Terapi Anak Autis, Psikolog: Tidak Ada Prosedur Jepit Kepala dengan Paha, Bahaya Banget

Terapis jadi tersangka setelah kedapatan menjepit kepala anak autis dengan pahanya.

Edwin Dwi Putranto/Republika
Anak-anak melihat tembok bertuliskan Autism dalam rangka peringatan Hari Autis Sedunia (ilustrasi). Seorang terapis di Depok, Jawa Barat ditetapkan sebagai tersangka setelah kedapatan menjepit kepala pasien ciliknya dengan paha.
Rep: Santi Sopia Red: Reiny Dwinanda

REPUBLIKA.CO.ID, JAKARTA -- Psikolog klinis anak Anita Chandra mengungkapkan terapi untuk anak dengan autisme pada intinya, bertujuan mengembangkan kemampuan anak. Satu hal utama yang harus dilakukan terapis adalah membuat anak merasa senang terlebih dulu.

"Kalau anak masuk terapi nangis, takut itu sudah tidak boleh sebenarnya," kata Anita kepada Republika.co.id, Ahad (19/2/2023).

Baca Juga

Pendekatan terapis ke anak bisa jadi kurang cocok. Akan tetapi, pendekatan yang dilakukan belum tentu salah.

Dalam memilih tempat terapi, ketersediaan kamera CCTV dapat menjadi pertimbangan. Kalau tidak, pastikan ada jendela kecil yang memungkinkan orang tua melihat proses terapi anak.

Belajar dari kasus terapis yang menjepit kepala anak autis dengan pahanya, Anita mengingatkan agar orang tua berupaya menjalin komunikasi dengan terapis anaknya. Tanyakan kegiatan yang dilakukan selama terapi dari hari ke hari.

Kasus terapis anak autis itu terjadi di salah satu rumah sakit di Depok, Jawa Barat. Saat ini, terapis tersebut sudah ditetapkan sebagai tersangka oleh kepolisian.

Tindakan terapis itu sempat diklaim sebagai prosedur terapi. Akan tetapi, ada kelalaian dalam pelaksanaannya. Rekaman kamera CCTV memperlihatkan si terapis malah asik bermain ponsel, bahkan ketiduran.
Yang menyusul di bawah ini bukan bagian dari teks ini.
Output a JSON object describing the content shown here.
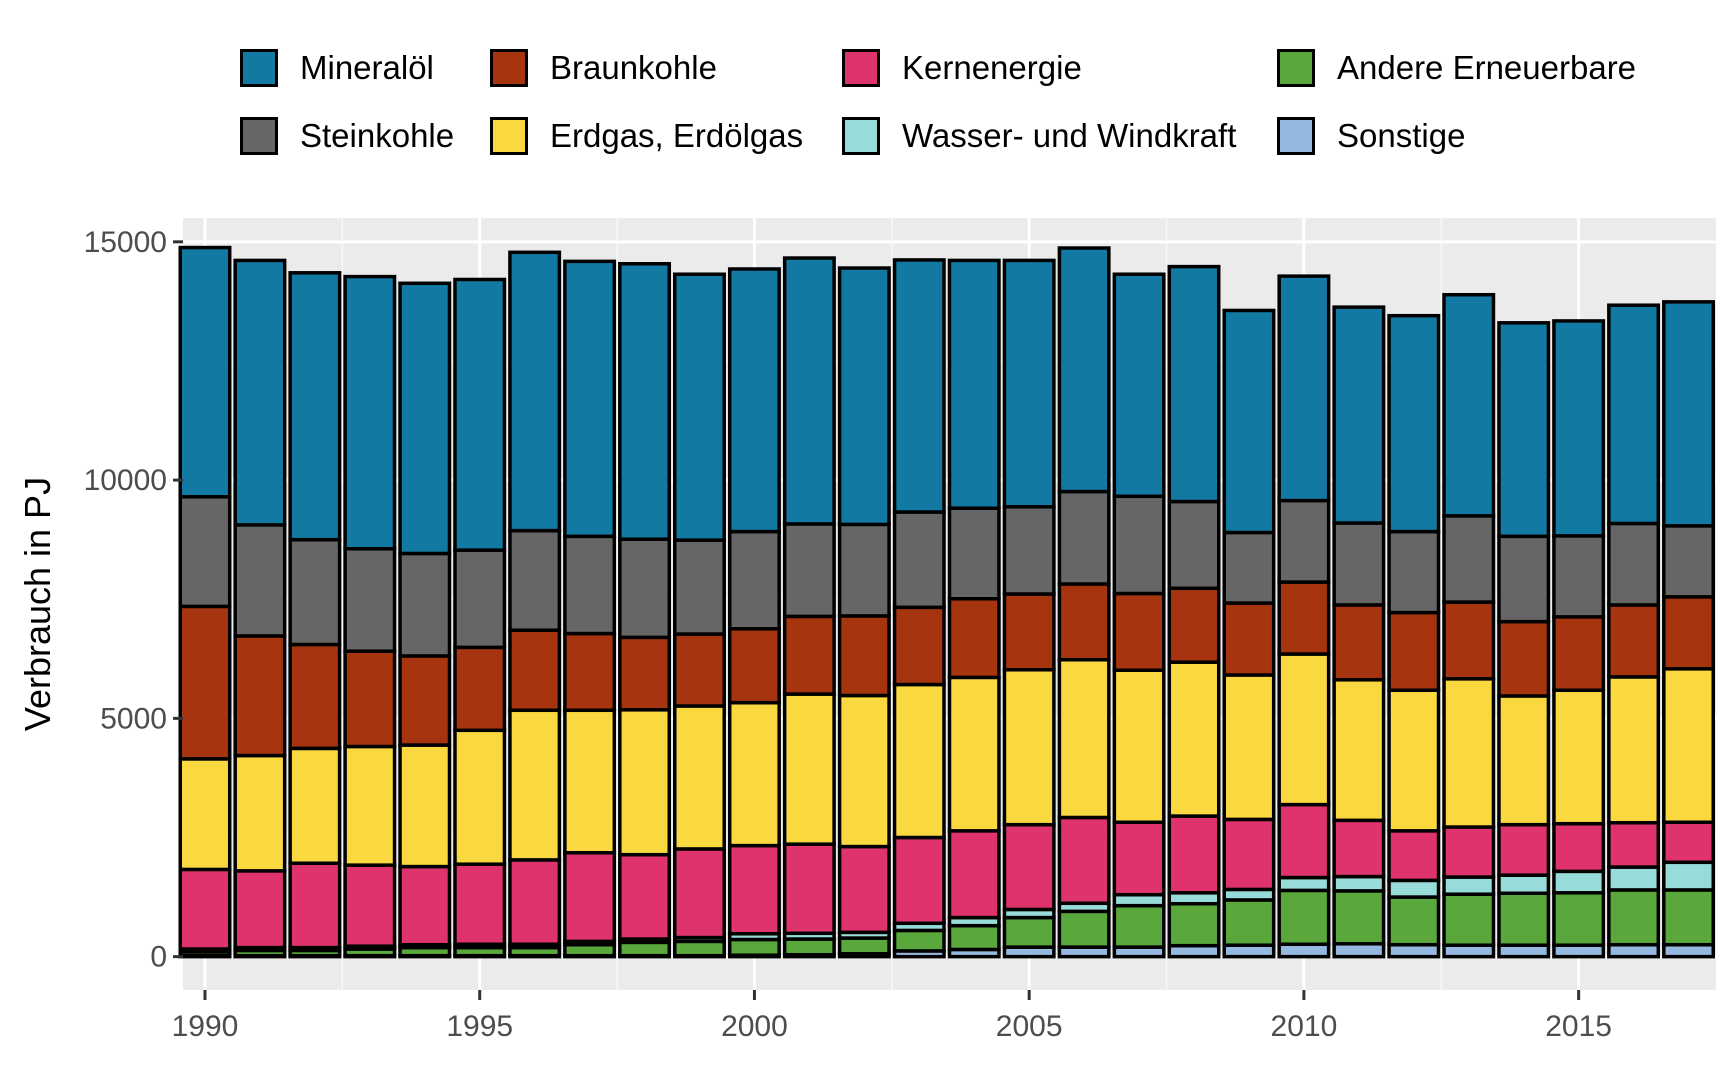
{
  "chart_data": {
    "type": "bar",
    "stacked": true,
    "title": "",
    "xlabel": "",
    "ylabel": "Verbrauch in PJ",
    "ylim": [
      -700,
      15500
    ],
    "yticks": [
      0,
      5000,
      10000,
      15000
    ],
    "xticks": [
      1990,
      1995,
      2000,
      2005,
      2010,
      2015
    ],
    "xlim": [
      1989.6,
      2017.5
    ],
    "grid": true,
    "legend_position": "top",
    "categories": [
      1990,
      1991,
      1992,
      1993,
      1994,
      1995,
      1996,
      1997,
      1998,
      1999,
      2000,
      2001,
      2002,
      2003,
      2004,
      2005,
      2006,
      2007,
      2008,
      2009,
      2010,
      2011,
      2012,
      2013,
      2014,
      2015,
      2016,
      2017
    ],
    "series": [
      {
        "name": "Sonstige",
        "color": "#95b8e0",
        "values": [
          20,
          20,
          20,
          20,
          20,
          20,
          20,
          20,
          20,
          20,
          30,
          40,
          60,
          120,
          150,
          200,
          200,
          200,
          230,
          240,
          260,
          270,
          250,
          240,
          240,
          240,
          250,
          250
        ]
      },
      {
        "name": "Andere Erneuerbare",
        "color": "#5aa83c",
        "values": [
          80,
          110,
          110,
          140,
          170,
          170,
          170,
          230,
          280,
          300,
          330,
          330,
          330,
          430,
          500,
          620,
          750,
          870,
          880,
          950,
          1130,
          1110,
          1000,
          1070,
          1090,
          1100,
          1150,
          1150
        ]
      },
      {
        "name": "Wasser- und Windkraft",
        "color": "#98dcd9",
        "values": [
          60,
          60,
          60,
          60,
          60,
          70,
          70,
          70,
          70,
          80,
          120,
          120,
          120,
          150,
          170,
          170,
          170,
          230,
          230,
          220,
          270,
          300,
          350,
          360,
          380,
          450,
          480,
          580
        ]
      },
      {
        "name": "Kernenergie",
        "color": "#de336d",
        "values": [
          1670,
          1610,
          1770,
          1700,
          1640,
          1680,
          1770,
          1860,
          1770,
          1860,
          1850,
          1870,
          1800,
          1800,
          1820,
          1780,
          1800,
          1520,
          1610,
          1470,
          1530,
          1180,
          1040,
          1050,
          1060,
          1000,
          930,
          840
        ]
      },
      {
        "name": "Erdgas, Erdölgas",
        "color": "#fad840",
        "values": [
          2320,
          2420,
          2410,
          2490,
          2550,
          2810,
          3140,
          2990,
          3040,
          3000,
          3000,
          3150,
          3170,
          3210,
          3220,
          3250,
          3310,
          3190,
          3230,
          3030,
          3160,
          2950,
          2950,
          3110,
          2700,
          2800,
          3060,
          3220
        ]
      },
      {
        "name": "Braunkohle",
        "color": "#a6350f",
        "values": [
          3200,
          2510,
          2180,
          2000,
          1870,
          1740,
          1680,
          1610,
          1520,
          1510,
          1550,
          1630,
          1670,
          1620,
          1650,
          1590,
          1590,
          1610,
          1550,
          1510,
          1510,
          1570,
          1630,
          1610,
          1560,
          1540,
          1510,
          1510
        ]
      },
      {
        "name": "Steinkohle",
        "color": "#666666",
        "values": [
          2300,
          2330,
          2200,
          2150,
          2150,
          2040,
          2090,
          2040,
          2060,
          1970,
          2040,
          1940,
          1920,
          2000,
          1900,
          1830,
          1940,
          2040,
          1820,
          1480,
          1710,
          1720,
          1700,
          1810,
          1790,
          1700,
          1710,
          1490
        ]
      },
      {
        "name": "Mineralöl",
        "color": "#127aa2",
        "values": [
          5230,
          5550,
          5600,
          5710,
          5670,
          5680,
          5840,
          5770,
          5780,
          5580,
          5510,
          5580,
          5380,
          5290,
          5200,
          5170,
          5110,
          4660,
          4930,
          4660,
          4710,
          4530,
          4530,
          4640,
          4480,
          4510,
          4580,
          4700
        ]
      }
    ]
  },
  "legend": {
    "items": [
      {
        "label": "Mineralöl",
        "color": "#127aa2"
      },
      {
        "label": "Steinkohle",
        "color": "#666666"
      },
      {
        "label": "Braunkohle",
        "color": "#a6350f"
      },
      {
        "label": "Erdgas, Erdölgas",
        "color": "#fad840"
      },
      {
        "label": "Kernenergie",
        "color": "#de336d"
      },
      {
        "label": "Wasser- und Windkraft",
        "color": "#98dcd9"
      },
      {
        "label": "Andere Erneuerbare",
        "color": "#5aa83c"
      },
      {
        "label": "Sonstige",
        "color": "#95b8e0"
      }
    ]
  }
}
"Boleh ditanyakan prosedur apa? Enak saja bilang prosedur. Tapi soal itu mungkin IKATWI (Ikatan Terapi Wicara Indonesia) akan bicara bahwa benar tidak sih prosedurnya demikian,” ujar Anita.

Secara umum, menurut Anita, prosedur dalam terapi harus menyenangkan anak terlebih dulu. Prosedur yang diterapkan oleh terapis,harus berbasis bukti ilmiah.

Itu berarti, prosedur terapi tidak bisa hanya berdasarkan "kata orang" sehingga terapis dengan sembarangan menerapkan hal tersebut. Di samping itu, terapis juga harus memiliki pengetahuan mengenai manfaat di balik sebuah prosedur yang diterapkan pada anak.

"Tidak ada prosedur dijepit kepala, mana boleh, bahaya banget buat anak, tapi tunggu statement IKATWI," kata Anita yang juga supervisor terapi.